Numbers 12:10-15

Melaatsheid – Belijdenis – Voorbede

Mirjam wordt melaats. Haar naam wordt in Nm 12:1 het eerst genoemd. Zoals gezegd, lijkt het erop dat zij de aanstichtster is. Melaatsheid volgt als profeet en priester zich verheffen en zich uitstrekken naar de plaats die alleen Mozes toekomt. God wil erkend worden in Zijn soevereine genade, dat Hij hun, die er geen recht op hebben, laat delen in de zegeningen van Christus.

De melaatsheid van Mirjam is een treffend beeld van Gods oordeel over de opstand van Israël tegen het betonen van genade aan de heidenen, voorgesteld in de vrouw van Mozes. Israël zou Gods soevereiniteit moeten erkennen. Dat heeft Israël niet gedaan en daarom is het volk in zijn karakter van getuigen of profeten met melaatsheid geslagen.

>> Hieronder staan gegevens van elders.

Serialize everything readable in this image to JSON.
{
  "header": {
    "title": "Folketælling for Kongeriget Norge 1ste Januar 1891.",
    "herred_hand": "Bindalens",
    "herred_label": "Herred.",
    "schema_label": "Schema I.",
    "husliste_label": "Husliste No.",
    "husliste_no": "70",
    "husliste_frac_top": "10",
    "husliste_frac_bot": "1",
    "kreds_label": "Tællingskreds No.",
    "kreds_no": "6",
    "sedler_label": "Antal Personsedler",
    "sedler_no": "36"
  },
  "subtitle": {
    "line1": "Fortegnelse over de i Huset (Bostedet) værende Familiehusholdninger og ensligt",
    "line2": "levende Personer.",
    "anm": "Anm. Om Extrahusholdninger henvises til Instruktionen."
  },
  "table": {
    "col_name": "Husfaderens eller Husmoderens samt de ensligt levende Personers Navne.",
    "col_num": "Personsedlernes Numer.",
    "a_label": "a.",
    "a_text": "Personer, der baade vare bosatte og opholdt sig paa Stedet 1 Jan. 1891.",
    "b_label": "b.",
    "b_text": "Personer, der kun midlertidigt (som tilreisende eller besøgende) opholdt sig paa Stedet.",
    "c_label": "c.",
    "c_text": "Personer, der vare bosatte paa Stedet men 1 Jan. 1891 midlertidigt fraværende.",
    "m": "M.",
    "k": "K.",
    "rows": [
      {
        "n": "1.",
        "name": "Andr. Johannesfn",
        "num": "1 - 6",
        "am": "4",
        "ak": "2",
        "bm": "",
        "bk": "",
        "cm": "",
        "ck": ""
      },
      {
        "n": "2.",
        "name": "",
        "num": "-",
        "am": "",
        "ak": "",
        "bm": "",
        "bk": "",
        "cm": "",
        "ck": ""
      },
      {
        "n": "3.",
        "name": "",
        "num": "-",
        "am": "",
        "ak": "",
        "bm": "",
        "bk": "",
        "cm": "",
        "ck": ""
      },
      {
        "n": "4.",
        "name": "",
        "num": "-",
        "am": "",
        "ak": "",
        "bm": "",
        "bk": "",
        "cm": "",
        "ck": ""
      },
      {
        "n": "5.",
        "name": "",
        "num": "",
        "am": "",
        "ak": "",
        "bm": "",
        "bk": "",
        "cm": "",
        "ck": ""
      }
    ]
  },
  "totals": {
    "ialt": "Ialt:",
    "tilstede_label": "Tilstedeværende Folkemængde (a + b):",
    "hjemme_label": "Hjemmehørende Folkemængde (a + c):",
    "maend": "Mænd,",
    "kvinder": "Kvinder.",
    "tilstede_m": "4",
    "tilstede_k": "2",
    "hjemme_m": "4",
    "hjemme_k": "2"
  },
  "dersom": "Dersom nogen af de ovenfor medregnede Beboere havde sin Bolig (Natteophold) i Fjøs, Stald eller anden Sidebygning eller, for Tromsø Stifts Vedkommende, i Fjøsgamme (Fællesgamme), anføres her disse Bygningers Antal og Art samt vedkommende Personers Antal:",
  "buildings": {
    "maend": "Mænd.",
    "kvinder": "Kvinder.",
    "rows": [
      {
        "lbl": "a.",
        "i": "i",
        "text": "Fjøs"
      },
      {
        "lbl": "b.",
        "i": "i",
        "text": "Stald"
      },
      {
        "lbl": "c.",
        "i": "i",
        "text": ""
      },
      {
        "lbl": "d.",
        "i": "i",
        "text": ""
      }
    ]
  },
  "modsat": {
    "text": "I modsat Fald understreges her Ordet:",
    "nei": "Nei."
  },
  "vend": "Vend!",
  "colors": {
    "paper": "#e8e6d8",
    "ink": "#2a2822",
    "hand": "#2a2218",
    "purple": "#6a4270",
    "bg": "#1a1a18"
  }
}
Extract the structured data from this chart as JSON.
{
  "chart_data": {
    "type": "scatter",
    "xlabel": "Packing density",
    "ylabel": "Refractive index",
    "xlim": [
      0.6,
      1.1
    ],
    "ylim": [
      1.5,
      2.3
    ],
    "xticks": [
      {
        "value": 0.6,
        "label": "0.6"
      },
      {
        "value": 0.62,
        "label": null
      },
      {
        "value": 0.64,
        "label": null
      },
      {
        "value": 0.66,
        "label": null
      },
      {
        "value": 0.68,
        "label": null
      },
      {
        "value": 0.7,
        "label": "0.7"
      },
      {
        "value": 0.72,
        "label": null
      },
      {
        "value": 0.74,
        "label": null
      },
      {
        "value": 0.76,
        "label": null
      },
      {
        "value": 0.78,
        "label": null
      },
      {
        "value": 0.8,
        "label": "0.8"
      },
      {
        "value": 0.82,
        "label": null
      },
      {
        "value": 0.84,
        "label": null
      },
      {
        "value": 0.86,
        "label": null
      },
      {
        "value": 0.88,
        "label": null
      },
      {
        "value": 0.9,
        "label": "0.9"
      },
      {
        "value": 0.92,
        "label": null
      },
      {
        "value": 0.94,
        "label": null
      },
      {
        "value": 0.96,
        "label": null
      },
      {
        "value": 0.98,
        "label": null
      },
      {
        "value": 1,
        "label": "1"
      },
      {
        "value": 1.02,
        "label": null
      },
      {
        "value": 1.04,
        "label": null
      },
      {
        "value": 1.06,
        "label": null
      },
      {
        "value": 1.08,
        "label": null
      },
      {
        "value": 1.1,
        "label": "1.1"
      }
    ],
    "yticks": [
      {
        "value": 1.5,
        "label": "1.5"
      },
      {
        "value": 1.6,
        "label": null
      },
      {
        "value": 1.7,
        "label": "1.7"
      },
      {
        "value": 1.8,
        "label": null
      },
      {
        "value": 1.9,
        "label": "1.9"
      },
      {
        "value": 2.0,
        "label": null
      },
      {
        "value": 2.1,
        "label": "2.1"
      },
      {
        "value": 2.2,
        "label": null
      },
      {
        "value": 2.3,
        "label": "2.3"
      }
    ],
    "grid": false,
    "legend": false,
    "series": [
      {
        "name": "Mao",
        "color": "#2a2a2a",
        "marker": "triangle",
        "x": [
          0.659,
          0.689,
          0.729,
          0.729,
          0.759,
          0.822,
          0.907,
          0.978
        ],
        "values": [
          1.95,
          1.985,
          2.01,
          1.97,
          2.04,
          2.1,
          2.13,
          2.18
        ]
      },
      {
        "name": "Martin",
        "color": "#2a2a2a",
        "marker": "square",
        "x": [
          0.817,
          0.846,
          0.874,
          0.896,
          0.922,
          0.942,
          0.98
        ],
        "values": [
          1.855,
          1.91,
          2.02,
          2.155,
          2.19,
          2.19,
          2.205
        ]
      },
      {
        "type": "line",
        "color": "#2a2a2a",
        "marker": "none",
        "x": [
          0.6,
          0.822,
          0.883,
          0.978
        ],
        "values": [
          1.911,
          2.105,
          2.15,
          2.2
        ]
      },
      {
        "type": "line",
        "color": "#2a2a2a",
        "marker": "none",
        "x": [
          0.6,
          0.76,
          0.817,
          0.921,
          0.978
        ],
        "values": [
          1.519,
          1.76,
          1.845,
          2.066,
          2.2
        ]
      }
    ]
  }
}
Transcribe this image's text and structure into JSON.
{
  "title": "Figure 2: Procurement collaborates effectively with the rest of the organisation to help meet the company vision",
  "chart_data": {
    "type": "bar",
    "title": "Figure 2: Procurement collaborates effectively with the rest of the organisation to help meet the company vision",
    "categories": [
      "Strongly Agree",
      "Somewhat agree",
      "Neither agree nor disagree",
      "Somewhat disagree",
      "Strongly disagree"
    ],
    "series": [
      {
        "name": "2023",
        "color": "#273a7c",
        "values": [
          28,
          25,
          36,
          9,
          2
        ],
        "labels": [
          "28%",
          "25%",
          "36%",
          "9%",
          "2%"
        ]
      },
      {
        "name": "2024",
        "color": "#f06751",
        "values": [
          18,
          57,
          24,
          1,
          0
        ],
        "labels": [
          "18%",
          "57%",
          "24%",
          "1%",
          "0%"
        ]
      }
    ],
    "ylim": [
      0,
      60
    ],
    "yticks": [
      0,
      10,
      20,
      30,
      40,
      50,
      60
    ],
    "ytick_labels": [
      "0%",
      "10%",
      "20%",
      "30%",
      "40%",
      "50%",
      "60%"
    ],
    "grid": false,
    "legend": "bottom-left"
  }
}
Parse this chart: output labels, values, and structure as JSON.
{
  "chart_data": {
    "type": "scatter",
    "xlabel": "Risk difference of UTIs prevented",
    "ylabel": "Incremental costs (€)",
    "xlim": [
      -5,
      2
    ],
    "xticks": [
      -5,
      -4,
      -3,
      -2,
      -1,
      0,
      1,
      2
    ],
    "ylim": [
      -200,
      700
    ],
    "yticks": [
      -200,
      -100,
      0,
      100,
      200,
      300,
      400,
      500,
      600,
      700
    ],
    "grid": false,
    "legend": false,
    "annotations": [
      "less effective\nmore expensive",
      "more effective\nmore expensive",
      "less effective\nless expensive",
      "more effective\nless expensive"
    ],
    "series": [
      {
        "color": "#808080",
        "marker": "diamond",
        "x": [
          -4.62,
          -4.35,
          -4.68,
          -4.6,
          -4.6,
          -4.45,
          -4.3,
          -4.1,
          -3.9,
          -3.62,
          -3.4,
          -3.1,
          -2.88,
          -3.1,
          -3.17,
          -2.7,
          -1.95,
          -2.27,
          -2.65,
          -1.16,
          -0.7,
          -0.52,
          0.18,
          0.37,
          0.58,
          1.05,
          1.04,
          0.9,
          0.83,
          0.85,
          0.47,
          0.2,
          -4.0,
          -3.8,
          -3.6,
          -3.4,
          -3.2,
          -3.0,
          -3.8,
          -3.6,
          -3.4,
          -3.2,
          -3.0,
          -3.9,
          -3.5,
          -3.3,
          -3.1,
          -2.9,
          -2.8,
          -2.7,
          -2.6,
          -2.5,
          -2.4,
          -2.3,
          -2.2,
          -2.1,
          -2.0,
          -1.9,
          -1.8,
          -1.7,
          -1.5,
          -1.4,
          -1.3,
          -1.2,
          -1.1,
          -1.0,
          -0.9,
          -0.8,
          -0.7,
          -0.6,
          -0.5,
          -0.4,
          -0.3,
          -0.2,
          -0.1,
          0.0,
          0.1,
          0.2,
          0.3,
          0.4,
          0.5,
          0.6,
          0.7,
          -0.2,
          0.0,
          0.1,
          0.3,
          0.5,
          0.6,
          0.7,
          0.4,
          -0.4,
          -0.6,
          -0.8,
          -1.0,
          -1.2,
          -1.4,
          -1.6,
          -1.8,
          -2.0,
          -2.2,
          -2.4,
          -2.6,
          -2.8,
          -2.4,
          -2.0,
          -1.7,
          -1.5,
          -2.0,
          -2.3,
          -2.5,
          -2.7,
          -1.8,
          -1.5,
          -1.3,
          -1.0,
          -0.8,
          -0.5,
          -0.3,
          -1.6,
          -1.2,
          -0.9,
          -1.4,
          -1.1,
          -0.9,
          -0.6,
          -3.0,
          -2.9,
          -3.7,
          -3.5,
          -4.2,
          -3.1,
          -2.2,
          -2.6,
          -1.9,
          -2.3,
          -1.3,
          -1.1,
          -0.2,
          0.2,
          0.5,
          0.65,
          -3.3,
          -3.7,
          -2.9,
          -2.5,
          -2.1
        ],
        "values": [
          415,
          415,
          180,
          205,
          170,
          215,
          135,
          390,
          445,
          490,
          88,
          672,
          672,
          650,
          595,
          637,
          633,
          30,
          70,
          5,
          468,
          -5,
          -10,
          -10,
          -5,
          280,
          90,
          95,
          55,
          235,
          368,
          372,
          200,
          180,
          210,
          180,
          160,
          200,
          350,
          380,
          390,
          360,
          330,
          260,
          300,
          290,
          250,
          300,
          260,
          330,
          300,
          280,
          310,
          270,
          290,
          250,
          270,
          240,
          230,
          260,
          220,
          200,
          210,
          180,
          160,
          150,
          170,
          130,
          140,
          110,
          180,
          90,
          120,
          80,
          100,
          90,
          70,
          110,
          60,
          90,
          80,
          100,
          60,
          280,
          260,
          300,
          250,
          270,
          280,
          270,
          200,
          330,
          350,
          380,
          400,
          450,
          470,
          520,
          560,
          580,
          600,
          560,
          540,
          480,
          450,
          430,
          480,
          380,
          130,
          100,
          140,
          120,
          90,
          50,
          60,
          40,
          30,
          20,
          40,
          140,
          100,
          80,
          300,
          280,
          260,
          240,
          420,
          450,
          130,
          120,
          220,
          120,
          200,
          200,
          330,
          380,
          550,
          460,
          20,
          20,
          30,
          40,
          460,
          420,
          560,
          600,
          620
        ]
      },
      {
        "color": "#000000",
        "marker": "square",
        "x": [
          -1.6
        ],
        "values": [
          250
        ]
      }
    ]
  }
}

De toepassing voor de gemeente is, dat over een mens die zich de plaats van Christus aanmatigt, het oordeel van God komt. Daar verdwijnt ook het beginsel van genade. Bij wie zich een plaats aanmatigt die hem niet toekomt, breekt melaatsheid uit. Mogelijk heeft de jaloersheid er allang bij Mirjam gezeten, voordat die hier tot uitbarsting komt. De wil van het vlees wordt openbaar. God maakt op Zijn tijd duidelijk waar melaatsheid aanwezig is.

In de beelden van de Bijbel is de vrouw een beeld van een bepaalde toestand en de man is een beeld van de praktijk. De toestand van Mirjam is die van melaatsheid. Gelukkig is daar ook de praktijk van belijdenis in Aäron en wel direct nadat de melaatsheid is uitgebroken. Aäron neemt onmiddellijk zijn juiste plaats als middelaar weer in en spreekt in alle nederigheid tot Mozes. Uit zijn woorden blijkt een radicale belijdenis.

De eerste woorden die we in deze geschiedenis van Mozes horen zijn die van een voorbidder. Hij wordt een middelaar. Hierin zien we zijn ware grootheid. Van enige wrok tegen zijn zus en zijn broer blijkt niets.

Wat er met Mirjam moet gebeuren

De voorbede van Mozes krijgt antwoord. De HEERE gebruikt een voorbeeld uit het dagelijks leven om Zijn uitspraak te illustreren. Als een vader zijn dochter in het gezicht spuwt, geeft hij daarmee zijn ongenoegen over haar handelwijze te kennen. Deze vernedering door haar vader moet haar overtuigen van het schandelijke van haar gedrag. Zeven dagen zal zij zich uit schaamte voor haar familie verbergen – het getal zeven wijst op een volkomen periode.

Er is na de belijdenis niet een directe genezing. Mirjam moet eerst nog zeven dagen buiten het kamp verblijven. Er moet een volledig herstel plaatsvinden en daarvoor is een volkomen periode, zeven dagen, een volle week, nodig. Kwaad kan zo ernstig zijn, dat toch de straf moet worden uitgeoefend, hoewel de vergeving al heeft plaatsgevonden. Dat zal het geval zijn als het openlijk getuigenis van de Heer schade is toegebracht.

Bij de uitoefening van de straf is het hele volk betrokken. Het kan niet verder trekken. Er is geen kracht als een bepaald kwaad openbaar wordt. De hele gemeente moet geoefend worden en tot reinheid komen: “Want zie, juist doordat u bedroefd bent geworden in overeenstemming met God, wat een bereidwilligheid heeft het bij u bewerkt, ja zelfs verontschuldiging, zelfs verontwaardiging, zelfs vrees, zelfs vurig verlangen, zelfs ijver, zelfs bestraffing. In alles hebt u bewezen zelf rein te zijn in deze zaak” (2Ko 7:11). Verslagenheid van geest is van belang bij het uitoefenen van tucht.

Deze geschiedenis laat zien hoe zwaar God het opneemt als wij van een broeder of zuster kwaadspreken, zeker als het gaat om iemand die een dienst voor de Heer doet (vgl. 1Tm 5:19). Zelfs als het om echte feiten gaat, is dit soort spreken niets anders dan een vorm van jaloersheid.